29 June 2001 Activities


Student Work

You are in charge of the family budget (or you are on the city planning committee for future water supplies). You must estimate how much you will spend on watering the lawn for the next three years (or hyou must estimate city water usage for the next three years). What do you need to do the planning?

  • You know the usage last month. Can you assume future months will be the same?
  • Or, does rainfall vary from month to month, and from year to year?
    • If so, how much?
    • Enough to worry about?

How do we find the answer?

We want you to help us.

  • Determine natural variability of rainfall in a city.
  • Determine natural variability of rainfall over an area.
  • Can you use rainfall recorded in a nearby city to answer your question about future water usage at your house?

Activities

  • Working in teams of three, determine spatial and temporal variability of rainfall in Brenham area.
  • Working in teams, determine if variability in Brenham is representative of variability in other areas.

Materials

  • Brenham rainfall data.
  • Gif radar images of local Texas rainfall on selected dates.
  • Texas county rainfall data.

Other Activities

 Look at this plot of rainfall this last year at Waco: http://www.cpc.ncep.noaa.gov/products/global_monitoring/precipitation/sn72256_1yr.gif then compare it with the plot for the same time for Houston at: http://www.cpc.ncep.noaa.gov/products/global_monitoring/precipitation/sn72243_1yr.gif
What are the similatities and differences?

Go to the NOAA weather archive at http://www.ncdc.noaa.gov/cgi-bin/fsod_state and select display one parameters for two stations for one month. Then on the next page select Texas in both windows, then seplect Bryan and College in the two windoes, then select precipitation for whatever month and year you prefer, then submit graph values.

  • How does rain at the two cities compare?
  • Are they identical?
  • Are they different?
  • If so, how different?

Here are some other images showing variation of rainfall in space:


Some suggestions for the teacher

We begin this course with a local practical problem. By looking at a long record from one point, and a map of rainfall variability over a large state we can begin to understand the natural variability of rainfall.
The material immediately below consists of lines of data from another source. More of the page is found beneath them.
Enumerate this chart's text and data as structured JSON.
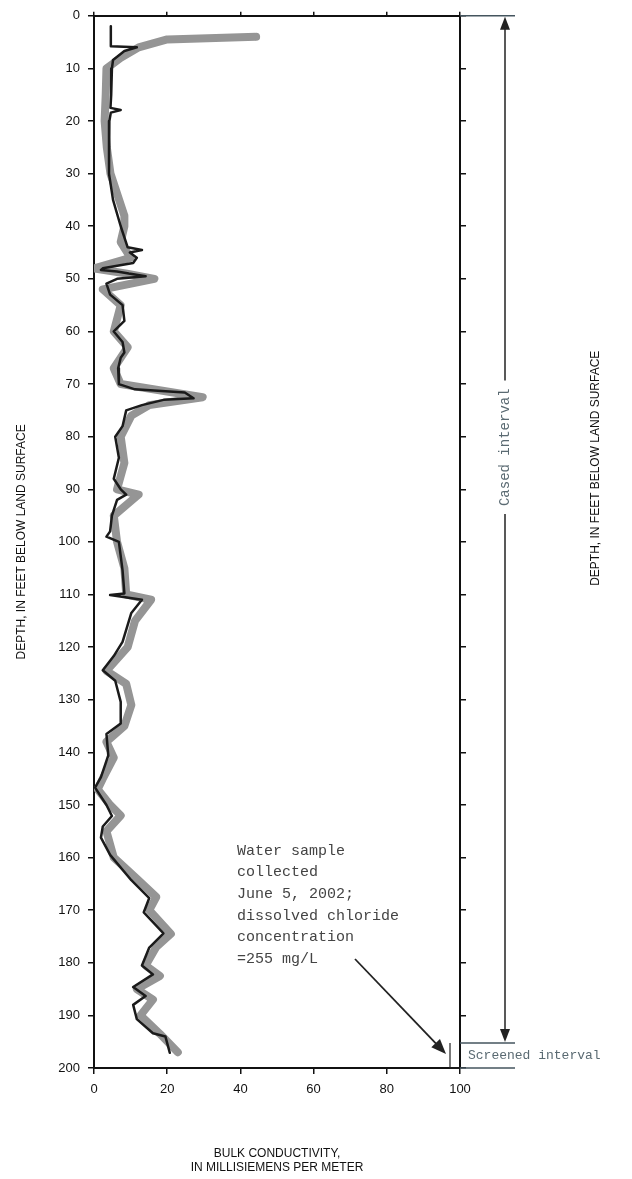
{
  "chart_data": {
    "type": "line",
    "xlabel": "BULK CONDUCTIVITY,\nIN MILLISIEMENS PER METER",
    "ylabel": "DEPTH, IN FEET BELOW LAND SURFACE",
    "xlim": [
      0,
      100
    ],
    "xticks": [
      0,
      20,
      40,
      60,
      80,
      100
    ],
    "ylim": [
      200,
      0
    ],
    "yticks": [
      0,
      10,
      20,
      30,
      40,
      50,
      60,
      70,
      80,
      90,
      100,
      110,
      120,
      130,
      140,
      150,
      160,
      170,
      180,
      190,
      200
    ],
    "grid": false,
    "legend": false,
    "marker": "none",
    "line_style": "solid",
    "series": [
      {
        "color": "#1a1a1a",
        "x": [
          4.6,
          4.6,
          11.7,
          8.3,
          5.2,
          4.9,
          4.7,
          4.5,
          7.3,
          4.6,
          4.2,
          4.1,
          5.2,
          7.3,
          9.2,
          13.1,
          9.8,
          11.7,
          10.7,
          2.4,
          1.9,
          6.3,
          9.5,
          14.1,
          6.3,
          3.4,
          4.4,
          7.8,
          8.3,
          5.4,
          7.8,
          8.3,
          7.3,
          6.6,
          6.8,
          11.2,
          24.8,
          27.2,
          19,
          13.1,
          8.8,
          7.8,
          5.8,
          6.8,
          5.4,
          7.3,
          8.8,
          6.3,
          4.9,
          4.4,
          3.4,
          6.8,
          7.8,
          8.3,
          4.4,
          13.1,
          10.2,
          7.8,
          5.4,
          2.4,
          5.8,
          7.3,
          7.3,
          3.4,
          3.9,
          1.9,
          0.3,
          3.4,
          4.9,
          2.4,
          1.9,
          4.4,
          10.2,
          15.1,
          13.6,
          19,
          15.1,
          13.1,
          16.1,
          10.7,
          14.1,
          10.7,
          11.7,
          16.1,
          19.5,
          20.7
        ],
        "values": [
          2,
          5.8,
          6,
          6.7,
          8.4,
          10,
          15,
          17.5,
          17.9,
          18.4,
          20,
          30,
          35,
          40,
          44,
          44.5,
          45,
          46,
          47,
          48,
          48.3,
          48.6,
          49,
          49.5,
          50,
          50.9,
          53,
          55,
          58,
          60,
          62,
          64,
          65,
          67,
          70,
          71,
          71.6,
          72.7,
          73,
          74,
          75,
          78,
          80,
          84,
          88,
          90,
          91,
          92,
          95,
          98,
          99,
          100,
          105.4,
          109.8,
          110.1,
          111,
          113.5,
          119,
          121.7,
          124.4,
          126.4,
          130.4,
          134.5,
          136.5,
          140.6,
          144.7,
          146.7,
          150,
          152.1,
          154.1,
          156.2,
          159.5,
          164.3,
          167.7,
          170.4,
          174.4,
          177.1,
          180.5,
          182.2,
          184.6,
          186.3,
          188,
          190.7,
          193.4,
          194,
          197.1
        ]
      },
      {
        "color": "#959595",
        "x": [
          44.3,
          20,
          12.2,
          7.3,
          3.4,
          3.2,
          2.9,
          3.5,
          4.5,
          8.3,
          8.3,
          7.3,
          10,
          0,
          9,
          16.5,
          2.4,
          7.3,
          5.4,
          9.2,
          5.4,
          7.3,
          29.7,
          15.1,
          10.2,
          7.3,
          8.3,
          6.3,
          12.2,
          5.4,
          6.3,
          8.3,
          8.8,
          15.6,
          11.2,
          9.2,
          3.4,
          8.8,
          10.2,
          8.3,
          3.4,
          5.4,
          2.4,
          1,
          4.4,
          7.3,
          3.4,
          5.4,
          11.7,
          17,
          15.1,
          21,
          17,
          14.1,
          18,
          11.7,
          16.1,
          12.7,
          18,
          22.9
        ],
        "values": [
          4,
          4.5,
          6,
          8,
          10,
          15,
          20,
          25,
          30,
          38,
          40,
          43,
          46,
          48,
          49,
          50,
          52,
          55,
          60,
          63,
          67,
          70,
          72.5,
          74,
          76,
          80,
          85,
          90,
          91,
          95,
          100,
          105,
          110,
          111,
          115,
          120,
          124.5,
          127,
          131,
          135,
          138,
          141,
          145,
          147,
          150,
          152,
          155,
          160,
          164,
          167.5,
          170,
          174.5,
          177,
          180.5,
          182.5,
          185,
          187,
          190,
          193.5,
          197
        ]
      }
    ],
    "annotations": [
      "Cased interval",
      "Water sample\ncollected\nJune 5, 2002;\ndissolved chloride\nconcentration\n=255 mg/L",
      "Screened interval",
      "DEPTH, IN FEET BELOW LAND SURFACE"
    ]
  }
}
Students will learn that there can be large variations of rainfall in time and space, from kilometer to kilometer, county to county, day to day, and year to year.

  1. Rainfall varies in time and space.
  • August rainfall this year may not be the same as August rainfall last year.
  • Rainfall at a gauge in one part of a county may not be the same as rainfall at a nearby place.
  • Rainfall varies from city to city and county to county in Texas.
  1. The work opens up the questions:
  • Why does rainfall vary?
  • Can the variability be predicted.